What I see is the system does not value time - cognitive services, the midwife model for prenatal care, psychologists, peer counselors . . - that Big Healthcare [medical device makers, pharmaceutical companies, group purchasing organizations and the like]cannot take a cut from. This may be another way of saying "Dr Prasad's law" and another way of thinking about the point you are making. There is no payment for taking time to do root cause analyses either - as a result, where do you think they fall in a healthcare professional's priority list? (What about patient's? Sigh.) We end up paying a lot for services that require buying devices and pharmaceuticals but not for services that are a function of a professional's time and care. In a free market, there is no way for Big Health to profiteer off of time. No FDA to game. But time is what everyone in healthcare wants and needs. What a mess.

Unknown said...

in 2013, dedicated primary care physicians at Allina's Abbott Northwester Hospital in Minneapolis, funded by the Robina Foundation, demonstrated significant improvements in health outcomes/"quality measures" via the addition of minimum wage "care guides" to usual care.

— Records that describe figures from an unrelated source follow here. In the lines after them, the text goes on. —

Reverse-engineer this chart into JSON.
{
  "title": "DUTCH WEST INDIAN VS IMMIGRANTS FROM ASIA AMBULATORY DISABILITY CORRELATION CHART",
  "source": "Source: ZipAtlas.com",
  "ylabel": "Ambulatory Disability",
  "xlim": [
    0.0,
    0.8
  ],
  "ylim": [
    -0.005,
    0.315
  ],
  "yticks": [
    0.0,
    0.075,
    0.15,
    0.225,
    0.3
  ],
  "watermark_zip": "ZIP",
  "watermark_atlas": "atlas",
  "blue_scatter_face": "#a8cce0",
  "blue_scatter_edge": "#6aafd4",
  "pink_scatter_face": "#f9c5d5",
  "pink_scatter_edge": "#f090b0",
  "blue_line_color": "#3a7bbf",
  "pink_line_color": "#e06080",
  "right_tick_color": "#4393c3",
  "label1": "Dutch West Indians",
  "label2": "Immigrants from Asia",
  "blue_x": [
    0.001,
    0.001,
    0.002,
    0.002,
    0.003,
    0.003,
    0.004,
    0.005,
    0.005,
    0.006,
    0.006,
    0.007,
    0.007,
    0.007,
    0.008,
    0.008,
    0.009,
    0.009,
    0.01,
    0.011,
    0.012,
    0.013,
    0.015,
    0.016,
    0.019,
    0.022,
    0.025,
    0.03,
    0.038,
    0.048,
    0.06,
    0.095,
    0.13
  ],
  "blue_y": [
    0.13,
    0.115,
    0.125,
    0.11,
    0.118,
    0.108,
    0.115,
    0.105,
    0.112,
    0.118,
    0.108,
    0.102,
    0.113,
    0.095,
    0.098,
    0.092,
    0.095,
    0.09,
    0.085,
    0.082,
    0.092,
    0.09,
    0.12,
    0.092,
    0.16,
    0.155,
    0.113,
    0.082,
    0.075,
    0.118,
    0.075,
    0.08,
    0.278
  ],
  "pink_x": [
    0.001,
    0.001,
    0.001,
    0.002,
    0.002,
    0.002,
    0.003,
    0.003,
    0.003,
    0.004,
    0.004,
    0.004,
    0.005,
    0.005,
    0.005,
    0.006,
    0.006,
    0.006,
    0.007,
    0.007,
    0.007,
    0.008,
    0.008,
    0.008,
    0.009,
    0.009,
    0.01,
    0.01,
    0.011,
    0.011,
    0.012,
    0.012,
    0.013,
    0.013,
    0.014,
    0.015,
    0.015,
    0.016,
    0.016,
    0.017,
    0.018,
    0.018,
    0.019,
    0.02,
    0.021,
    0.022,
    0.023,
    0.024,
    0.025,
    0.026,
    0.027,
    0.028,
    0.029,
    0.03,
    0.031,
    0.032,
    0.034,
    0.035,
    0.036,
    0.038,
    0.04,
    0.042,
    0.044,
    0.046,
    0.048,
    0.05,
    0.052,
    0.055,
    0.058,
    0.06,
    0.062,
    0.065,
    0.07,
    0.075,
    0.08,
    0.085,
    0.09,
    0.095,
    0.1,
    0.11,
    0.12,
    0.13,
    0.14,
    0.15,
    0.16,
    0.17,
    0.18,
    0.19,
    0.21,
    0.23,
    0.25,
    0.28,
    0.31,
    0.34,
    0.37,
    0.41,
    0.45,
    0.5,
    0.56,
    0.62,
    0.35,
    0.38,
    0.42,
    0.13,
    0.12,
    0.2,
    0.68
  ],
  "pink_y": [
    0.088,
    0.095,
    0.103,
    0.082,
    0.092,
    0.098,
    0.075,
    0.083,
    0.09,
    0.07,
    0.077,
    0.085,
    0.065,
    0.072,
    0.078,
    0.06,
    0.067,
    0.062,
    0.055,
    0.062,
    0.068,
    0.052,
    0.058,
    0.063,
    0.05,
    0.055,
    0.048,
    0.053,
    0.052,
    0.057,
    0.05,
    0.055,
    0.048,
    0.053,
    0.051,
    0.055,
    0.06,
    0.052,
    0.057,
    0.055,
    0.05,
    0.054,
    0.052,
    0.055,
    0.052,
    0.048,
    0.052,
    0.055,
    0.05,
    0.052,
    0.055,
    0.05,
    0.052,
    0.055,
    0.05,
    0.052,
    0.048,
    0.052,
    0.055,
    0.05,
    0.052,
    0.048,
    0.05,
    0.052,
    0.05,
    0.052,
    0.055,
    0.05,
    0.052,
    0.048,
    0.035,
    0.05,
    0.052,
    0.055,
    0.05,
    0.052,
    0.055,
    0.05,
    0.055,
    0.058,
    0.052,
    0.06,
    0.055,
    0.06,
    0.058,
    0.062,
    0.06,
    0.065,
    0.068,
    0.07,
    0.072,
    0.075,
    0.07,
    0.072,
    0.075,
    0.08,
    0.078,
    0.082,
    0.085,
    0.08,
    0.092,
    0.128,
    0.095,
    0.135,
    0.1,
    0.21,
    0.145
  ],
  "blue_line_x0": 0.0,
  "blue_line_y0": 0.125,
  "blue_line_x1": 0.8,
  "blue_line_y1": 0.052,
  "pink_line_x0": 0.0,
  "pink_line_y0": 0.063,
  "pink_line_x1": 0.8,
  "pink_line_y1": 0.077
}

The results were published by the Annals of Internal Medicine here:

If the aim was to improve health outcomes, then the program would have continued. However, as soon as the Robina Foundation money disappeared, so did the Care Guides...even though the cost was a very small fraction of the clinic's overhead.

And although the evidence looks favorable, I am not aware of anyone promoting minimally-paid care guides in primary care clinics.

APeticola said...

Hadn't heard of "care guides," pretty interesting - and a good illustration of the point.